When “The Lion, the Witch and the Wardrobe” (magical title!) opens, four children who have been sent to the countryside discover an enchanted land on the other side of an old wardrobe; this is Narnia, and it has been enslaved by a White Witch, who has turned the country to eternal winter. The talking animals who live in Narnia wait desperately for the return of Aslan, the lion-king, who might restore their freedom. At last, Aslan returns. Beautiful and brave and instantly attractive, he has a deep voice and a commanding presence, obviously kingly. The White Witch conspires to have him killed, and succeeds, in part because of the children’s errors. Miraculously, he returns to life, liberates Narnia, and returns the land to spring.
Yet a central point of the Gospel story is that Jesus is not the lion of the faith but the lamb of God, while his other symbolic animal is, specifically, the lowly and bedraggled donkey. The moral force of the Christian story is that the lions are all on the other side. If we had, say, a donkey, a seemingly uninspiring animal from an obscure corner of Narnia, raised as an uncouth and low-caste beast of burden, rallying the mice and rats and weasels and vultures and all the other unclean animals, and then being killed by the lions in as humiliating a manner as possible—a donkey who reëmerges, to the shock even of his disciples and devotees, as the king of all creation—now, that would be a Christian allegory.
I'm not religious, but this strikes me as pretty pallid. Surely Gopnik doesn't really think that washed-out theology of New York's Upper West Side, in which Jesus came to tell us to turn the other cheek and be nice to the poor, and his rather unnecessary self-martyrdom was undergone largely to really drive home his point about progressive non-violence, is the sum total of Christian theology.
Jesus is a little more complicated than that. Says He, in Matthew 10:
Do not think that I came to bring peace on the earth; I did not come to bring peace, but a sword. For I came to set a man against his father, and a daughter against her mother, and a daughter-in-law against her mother-in-law; and a man’s enemies will be the members of his household.
Indeed, Jesus is actually referred to as "the Lion of the tribe of Judah, the Root of David" in Revelations, most of which he spends being distinctly un-lamblike.

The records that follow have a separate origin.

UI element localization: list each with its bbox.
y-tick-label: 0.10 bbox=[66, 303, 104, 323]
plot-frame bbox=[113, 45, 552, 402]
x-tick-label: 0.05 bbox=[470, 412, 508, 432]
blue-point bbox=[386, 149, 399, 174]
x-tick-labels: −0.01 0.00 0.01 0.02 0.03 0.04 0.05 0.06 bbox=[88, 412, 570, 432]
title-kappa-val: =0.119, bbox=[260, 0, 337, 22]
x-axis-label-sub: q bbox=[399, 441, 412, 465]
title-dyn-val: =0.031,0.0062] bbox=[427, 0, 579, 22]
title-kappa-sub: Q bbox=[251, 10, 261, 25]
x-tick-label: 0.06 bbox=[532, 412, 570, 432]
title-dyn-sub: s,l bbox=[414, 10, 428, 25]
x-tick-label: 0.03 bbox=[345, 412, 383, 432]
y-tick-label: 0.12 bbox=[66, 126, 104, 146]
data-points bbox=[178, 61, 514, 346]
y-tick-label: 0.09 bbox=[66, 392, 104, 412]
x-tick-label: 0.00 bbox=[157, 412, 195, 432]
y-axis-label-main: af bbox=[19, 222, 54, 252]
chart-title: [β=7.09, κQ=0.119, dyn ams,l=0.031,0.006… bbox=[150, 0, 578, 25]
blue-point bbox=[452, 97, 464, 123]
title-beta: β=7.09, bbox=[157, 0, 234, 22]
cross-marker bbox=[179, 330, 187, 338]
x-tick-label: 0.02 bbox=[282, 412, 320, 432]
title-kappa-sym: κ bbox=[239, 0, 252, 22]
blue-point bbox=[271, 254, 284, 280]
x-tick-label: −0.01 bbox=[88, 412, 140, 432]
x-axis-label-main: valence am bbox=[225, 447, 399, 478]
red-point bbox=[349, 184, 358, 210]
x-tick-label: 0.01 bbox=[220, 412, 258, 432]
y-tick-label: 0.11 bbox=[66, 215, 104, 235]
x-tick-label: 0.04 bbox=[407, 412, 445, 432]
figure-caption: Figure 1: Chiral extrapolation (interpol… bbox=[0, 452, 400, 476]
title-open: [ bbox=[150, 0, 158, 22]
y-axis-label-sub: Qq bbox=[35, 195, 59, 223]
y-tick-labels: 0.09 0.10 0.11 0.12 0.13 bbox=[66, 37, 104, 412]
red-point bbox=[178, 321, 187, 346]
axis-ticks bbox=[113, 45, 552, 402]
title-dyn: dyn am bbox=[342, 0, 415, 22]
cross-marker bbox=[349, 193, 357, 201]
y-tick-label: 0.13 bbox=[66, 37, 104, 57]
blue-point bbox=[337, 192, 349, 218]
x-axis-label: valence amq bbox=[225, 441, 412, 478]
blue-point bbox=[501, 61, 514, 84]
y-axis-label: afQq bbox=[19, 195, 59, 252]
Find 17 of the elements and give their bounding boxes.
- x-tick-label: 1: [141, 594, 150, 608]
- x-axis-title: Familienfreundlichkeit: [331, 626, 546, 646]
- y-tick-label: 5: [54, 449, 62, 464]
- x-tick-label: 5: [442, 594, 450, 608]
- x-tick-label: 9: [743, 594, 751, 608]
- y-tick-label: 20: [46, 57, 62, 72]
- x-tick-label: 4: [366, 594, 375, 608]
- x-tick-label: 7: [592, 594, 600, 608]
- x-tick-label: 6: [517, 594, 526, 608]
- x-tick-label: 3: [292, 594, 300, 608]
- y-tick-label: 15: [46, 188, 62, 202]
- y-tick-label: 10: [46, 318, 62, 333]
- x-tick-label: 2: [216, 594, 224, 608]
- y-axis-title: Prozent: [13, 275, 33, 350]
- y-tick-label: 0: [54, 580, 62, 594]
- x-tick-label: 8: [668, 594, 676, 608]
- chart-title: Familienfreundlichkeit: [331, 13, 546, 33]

Contrary to what Gopnik says, a lamb or a donkey in Aslan's place wouldn't make it more accurate; it would rip the heart out of Christian theology. The sacrifice of the Lamb of God is extraordinary precisely because the Lamb of God is actually the Lion of Judah. A lamb that dies on the sacrificial altar is no more than one in a string of pointless sacrifices; the lamb has no choice in the matter. What is central to the Narnia stories, and to Christian theology, is that the lion, which could rend the sacrificiants limb from limb, instead deliberately eschews violence and lays himself down to be killed. The lion-as-lamb simultaneously acts to end the violent power that is lion-ness, and the passivity that is lamb-ness. It is an endlessly rich act, which Gopnik would have us replace with the martyrdom of the cow at the slaughterhouse gate.